Table of Content
Why do We Need SSH keys?
In my last post I explained why it is important to structure our work as data scientists. One of the recommendation was to create a Github account in order to version control our work. The default authentication to access a repository in order to perform various operations like cloning or pushing changes is through a user name and a password. However I believe using SSH keys is safer (even though this point is debated on the internet), but also more importantly it makes our lives simpler (if like me you are lazy and don’t want to enter your credentials every time you’ll like this new method). As a junior analyst they kind of looked intimidating to me in the past, but once I set one up I quickly realized it wasn’t that scary. In addition, while simple, it’s also a valuable skill to know how to use SSH keys as they can be used in various contexts like accessing a remote server for instance.
Without further ado, let’s create a SSH key to use in our Github account.
Setting Up SSH Authentication Step by Step
1. Create a SSH key pair.
Open the terminal and enter the following, then follow the instructions:
ssh-keygen -t rsa -b 4096 -C "name-of-your-keys" # The -C argument is optional, it simply identifies your key in case you # have several of them. Can be anything like an email for instance.
This process creates 2 files, id_rsa and id_rsa.pub, in the
~/.ssh/ folder (the ‘.’ in front of ‘ssh’ means it’s a hidden folder, type
cd ~/.ssh/ && ls -la to explore the folder in your terminal). Now, never share the id_rsa file, this is your private secret key. Services like Github or remote servers only need the public id_rsa.pub in order to authenticate you.
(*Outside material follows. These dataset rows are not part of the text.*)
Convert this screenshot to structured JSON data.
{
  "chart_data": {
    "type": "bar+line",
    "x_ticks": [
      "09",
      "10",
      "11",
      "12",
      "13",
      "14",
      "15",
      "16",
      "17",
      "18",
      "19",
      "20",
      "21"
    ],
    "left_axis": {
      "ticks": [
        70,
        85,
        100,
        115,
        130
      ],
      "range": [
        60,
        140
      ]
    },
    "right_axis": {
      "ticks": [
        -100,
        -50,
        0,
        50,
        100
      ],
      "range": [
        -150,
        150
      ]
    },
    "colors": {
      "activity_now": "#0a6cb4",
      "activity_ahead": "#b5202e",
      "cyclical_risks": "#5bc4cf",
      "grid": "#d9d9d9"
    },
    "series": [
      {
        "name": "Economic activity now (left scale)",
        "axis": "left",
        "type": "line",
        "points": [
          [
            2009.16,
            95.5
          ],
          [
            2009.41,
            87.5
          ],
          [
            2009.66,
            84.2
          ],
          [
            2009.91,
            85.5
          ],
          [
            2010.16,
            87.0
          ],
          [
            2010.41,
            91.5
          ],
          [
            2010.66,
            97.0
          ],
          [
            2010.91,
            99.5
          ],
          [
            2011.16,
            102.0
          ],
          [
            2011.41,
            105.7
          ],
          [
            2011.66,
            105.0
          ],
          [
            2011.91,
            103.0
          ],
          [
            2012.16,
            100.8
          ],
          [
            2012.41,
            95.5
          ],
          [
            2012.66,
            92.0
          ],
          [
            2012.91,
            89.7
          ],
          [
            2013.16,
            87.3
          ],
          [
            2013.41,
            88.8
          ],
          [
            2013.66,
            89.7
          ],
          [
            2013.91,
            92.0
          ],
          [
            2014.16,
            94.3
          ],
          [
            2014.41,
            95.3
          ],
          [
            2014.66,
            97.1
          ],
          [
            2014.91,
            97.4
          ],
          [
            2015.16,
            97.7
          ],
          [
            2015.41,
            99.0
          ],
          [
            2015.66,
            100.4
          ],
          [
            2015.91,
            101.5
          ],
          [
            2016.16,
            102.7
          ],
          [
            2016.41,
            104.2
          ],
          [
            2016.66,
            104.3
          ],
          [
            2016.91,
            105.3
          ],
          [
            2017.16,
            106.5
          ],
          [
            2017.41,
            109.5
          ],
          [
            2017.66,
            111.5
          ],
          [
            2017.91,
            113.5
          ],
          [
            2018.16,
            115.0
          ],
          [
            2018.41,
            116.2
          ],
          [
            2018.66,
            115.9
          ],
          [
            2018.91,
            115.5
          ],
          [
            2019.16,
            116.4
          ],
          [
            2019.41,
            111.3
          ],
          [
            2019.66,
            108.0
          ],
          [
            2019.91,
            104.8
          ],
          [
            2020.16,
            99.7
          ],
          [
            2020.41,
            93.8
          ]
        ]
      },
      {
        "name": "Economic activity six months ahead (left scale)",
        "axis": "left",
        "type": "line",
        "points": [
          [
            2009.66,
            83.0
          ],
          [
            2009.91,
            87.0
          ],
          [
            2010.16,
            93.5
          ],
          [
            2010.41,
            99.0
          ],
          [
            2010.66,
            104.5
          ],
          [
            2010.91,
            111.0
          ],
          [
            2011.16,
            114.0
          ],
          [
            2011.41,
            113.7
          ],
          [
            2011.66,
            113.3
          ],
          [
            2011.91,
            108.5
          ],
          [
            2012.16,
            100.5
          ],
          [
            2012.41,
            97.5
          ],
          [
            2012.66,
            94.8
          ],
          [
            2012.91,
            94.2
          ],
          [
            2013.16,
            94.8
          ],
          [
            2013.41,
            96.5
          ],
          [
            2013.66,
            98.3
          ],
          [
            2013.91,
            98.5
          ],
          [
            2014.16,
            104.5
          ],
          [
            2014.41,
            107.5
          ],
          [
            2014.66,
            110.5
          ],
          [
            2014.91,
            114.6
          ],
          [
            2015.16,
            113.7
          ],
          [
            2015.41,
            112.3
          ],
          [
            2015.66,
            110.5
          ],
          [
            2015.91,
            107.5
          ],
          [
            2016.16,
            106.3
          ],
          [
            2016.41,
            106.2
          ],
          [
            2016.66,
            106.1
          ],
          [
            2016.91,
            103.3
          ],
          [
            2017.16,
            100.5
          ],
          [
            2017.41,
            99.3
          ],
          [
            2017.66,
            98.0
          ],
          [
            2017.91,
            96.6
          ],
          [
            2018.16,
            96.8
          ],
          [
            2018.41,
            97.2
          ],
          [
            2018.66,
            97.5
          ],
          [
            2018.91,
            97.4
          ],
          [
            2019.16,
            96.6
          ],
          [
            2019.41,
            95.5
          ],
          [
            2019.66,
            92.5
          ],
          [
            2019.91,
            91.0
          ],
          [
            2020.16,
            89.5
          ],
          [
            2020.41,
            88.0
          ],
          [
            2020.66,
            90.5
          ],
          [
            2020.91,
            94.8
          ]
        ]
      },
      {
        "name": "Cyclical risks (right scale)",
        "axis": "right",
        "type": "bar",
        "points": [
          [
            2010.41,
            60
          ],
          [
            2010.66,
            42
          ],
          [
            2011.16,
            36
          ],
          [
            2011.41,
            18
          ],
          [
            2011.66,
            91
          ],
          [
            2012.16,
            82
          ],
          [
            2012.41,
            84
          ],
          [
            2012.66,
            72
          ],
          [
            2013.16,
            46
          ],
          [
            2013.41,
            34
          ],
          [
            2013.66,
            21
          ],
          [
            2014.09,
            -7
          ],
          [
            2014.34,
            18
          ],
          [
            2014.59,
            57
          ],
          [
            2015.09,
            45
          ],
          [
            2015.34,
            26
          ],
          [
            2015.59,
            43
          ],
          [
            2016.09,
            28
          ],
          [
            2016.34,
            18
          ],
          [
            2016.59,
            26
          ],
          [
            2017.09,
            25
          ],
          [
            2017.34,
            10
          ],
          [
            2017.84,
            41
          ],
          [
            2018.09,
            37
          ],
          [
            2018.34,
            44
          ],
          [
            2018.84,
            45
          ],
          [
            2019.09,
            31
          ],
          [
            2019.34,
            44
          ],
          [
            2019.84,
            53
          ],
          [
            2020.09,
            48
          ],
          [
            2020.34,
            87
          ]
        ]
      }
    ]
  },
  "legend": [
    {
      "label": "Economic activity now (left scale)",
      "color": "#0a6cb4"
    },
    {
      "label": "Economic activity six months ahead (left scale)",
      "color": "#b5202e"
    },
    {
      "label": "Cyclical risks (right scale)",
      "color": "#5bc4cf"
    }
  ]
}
Still in the terminal, copy the public key as we will need it to tell Github how to authenticate your computer.
# Linux xclip -sel clip < ~/.ssh/id_rsa.pub # Mac pbcopy < ~/.ssh/id_rsa.pub
2. Add the key to Github
Head over to https://github.com and access the SSH page in your settings, as follow:
Click the green button ‘New SSH key’ and configure your key:
Here simply give a name to your key and paste the public key we copied above.
That’s it we are done great job! Now you can start cloning your repositories using the SSH link (see screenshot below) instead of the https one. When you clone, pull or push changes you won’t need to enter your login and password anymore, Github will directly match your public and private key and authorize you to connect to your repository. I believe this is way simpler to use.
Finally, in case you have an existing local repository on your computer, you’ll need to change the remote link to now use SSH instead of HTTPS.
3. (Optional) Change the remote link from HTTP to SSH
First step head over to your repository in Github and copy the repository clone link as follow (copy the SSH one not the HTTP):
Then in your terminal:
cd ~/path/to/your/repo # Use your repository path on your local computer here git remote set-url origin firstname.lastname@example.org:UserName/RepoName.git # Here replace the git link with the one we just copied on Github git remote -v # You are done, this last step is to check if the remote is properly set # This step should show you 2 lines containing your repo name as copied above.